Tuban menjadi yang pertama, menjadi pioneer kerusuhan yang membakar simbol pemerintahan. Sebab, saat googling atau tanya di AI tidak ada peristiwa kerusuhan besar lain seperti yang terjadi di Kota Tuban pada masa-masa itu, atau sebelum tahun 2006.
Lalu ingatan saya berkelana pada puluhan tahun silam, pada 1990 an saat saya masih mengaji di salah satu guru yang menolak dipanggil kiai.
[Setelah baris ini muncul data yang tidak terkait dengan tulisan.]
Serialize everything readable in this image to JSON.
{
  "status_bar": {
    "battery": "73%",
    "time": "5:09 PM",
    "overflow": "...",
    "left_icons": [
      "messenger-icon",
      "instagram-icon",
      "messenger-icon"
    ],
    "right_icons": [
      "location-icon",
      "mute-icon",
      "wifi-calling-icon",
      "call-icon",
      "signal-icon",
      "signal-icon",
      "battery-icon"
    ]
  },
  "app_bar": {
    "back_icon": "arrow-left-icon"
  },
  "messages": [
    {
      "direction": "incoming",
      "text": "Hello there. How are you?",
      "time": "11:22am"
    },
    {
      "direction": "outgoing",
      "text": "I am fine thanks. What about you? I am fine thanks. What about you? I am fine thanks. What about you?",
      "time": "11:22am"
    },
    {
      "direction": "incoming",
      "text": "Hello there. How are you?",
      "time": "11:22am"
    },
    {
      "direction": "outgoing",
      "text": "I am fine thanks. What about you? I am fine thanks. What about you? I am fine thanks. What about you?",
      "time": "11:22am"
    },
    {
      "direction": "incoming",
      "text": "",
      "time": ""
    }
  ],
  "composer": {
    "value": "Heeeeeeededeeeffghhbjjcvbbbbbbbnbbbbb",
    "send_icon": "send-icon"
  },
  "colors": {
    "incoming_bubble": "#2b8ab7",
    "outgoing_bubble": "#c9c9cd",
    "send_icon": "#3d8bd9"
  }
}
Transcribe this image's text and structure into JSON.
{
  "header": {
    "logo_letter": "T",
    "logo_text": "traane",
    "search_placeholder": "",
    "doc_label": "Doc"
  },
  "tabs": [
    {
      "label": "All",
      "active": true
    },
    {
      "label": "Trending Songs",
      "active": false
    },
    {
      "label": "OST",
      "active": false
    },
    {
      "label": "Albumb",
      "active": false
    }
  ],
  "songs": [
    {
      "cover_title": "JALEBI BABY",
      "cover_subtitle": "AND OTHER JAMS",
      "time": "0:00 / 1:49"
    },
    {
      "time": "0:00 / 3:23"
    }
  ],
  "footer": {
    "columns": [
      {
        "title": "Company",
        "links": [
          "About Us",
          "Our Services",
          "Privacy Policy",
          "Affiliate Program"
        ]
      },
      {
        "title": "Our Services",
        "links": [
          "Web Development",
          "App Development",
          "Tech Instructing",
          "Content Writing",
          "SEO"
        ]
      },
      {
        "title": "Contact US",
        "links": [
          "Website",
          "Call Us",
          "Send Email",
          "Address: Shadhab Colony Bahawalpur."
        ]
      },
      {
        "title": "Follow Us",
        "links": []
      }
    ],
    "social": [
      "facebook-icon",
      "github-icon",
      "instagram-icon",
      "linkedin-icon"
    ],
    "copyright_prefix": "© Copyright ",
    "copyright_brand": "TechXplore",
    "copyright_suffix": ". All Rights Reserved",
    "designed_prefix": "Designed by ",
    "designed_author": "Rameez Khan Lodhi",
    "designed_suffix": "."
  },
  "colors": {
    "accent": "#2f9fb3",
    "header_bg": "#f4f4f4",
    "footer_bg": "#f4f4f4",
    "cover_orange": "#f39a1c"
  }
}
Guru ngaji ini kemudian diketahui adalah seorang mursyid salah satu tarekat muktabaroh.
Karena di kemudian hari, teman-teman ngaji saya ikut baiat sebagai pengikut tarekat itu, mungkin saya saja yang saat itu tidak berani ikut dibaiat, dan sampai sekarang pun saya tidak berbaiat pada tarekat itu.
Guru ngaji itu adalah guru yang mengenalkan saya pada ilmu tauhid yang lebih intens. Guru yang mengenalkan saya pada aqaid 50, yang mengenalkan saya pada kitab ‘awwaluma’ yang nadhamnya dulu saya hafal dan sering saya lantunkan setiap perjalanan dari rumah ke tegal untuk mengirim bekal makanan atau minuman untuk orang tua saya yang di ladang.
Di sepanjang perjalanan sambil membawa makanan itu, saya lantunkan nadham-nadham awwaluma itu untuk hafalan.
Dalam suatu waktu di tengah penjelasan dalam materi ngajinya yang ditulis di papan tulis, dan para santri menulis di buku materi itu. Bakda magrib Sang Guru masuk ruang ngaji dan mulai mengajar. Guru bercerita dan memberikan pesan bahwa Kota Tuban bukanlah kota sembarangan. Tuban adalah kota yang sakral dan harus dijaga.
‘’Ingat-ingat ini dan perhatikanlah, jika sampai di Kota Tuban terjadi huru hara, atau sampai terjadi kerusakan, maka di daerah lain pasti akan mengalami hal serupa yang besar, dan kerusakannya lebih parah,’’ begitu kira-kira pesan guru ngaji saya kala itu.
Saya tidak ingat persis kata-kata yang disampaikan dalam Bahasa Jawa itu. Tapi, saya ingat persis maksud pesannya.
Maka setelah Tuban Membara pada 2006 pecah, bisa kita lihat huru-hara yang disertai pembakaran dan perusakan sering terjadi di mana-mana. Bahkan, sampai hari ini huru-hara itu masih terjadi, dan kerusakannya juga besar.
Apakah peristiwa hari ini masih termasuk dalam pesan guru ngaji saya dulu itu? Yang pasti mari kita menjaga Tuban. Ayo Jogo Tuban Bebarengan. Wallahua’lam.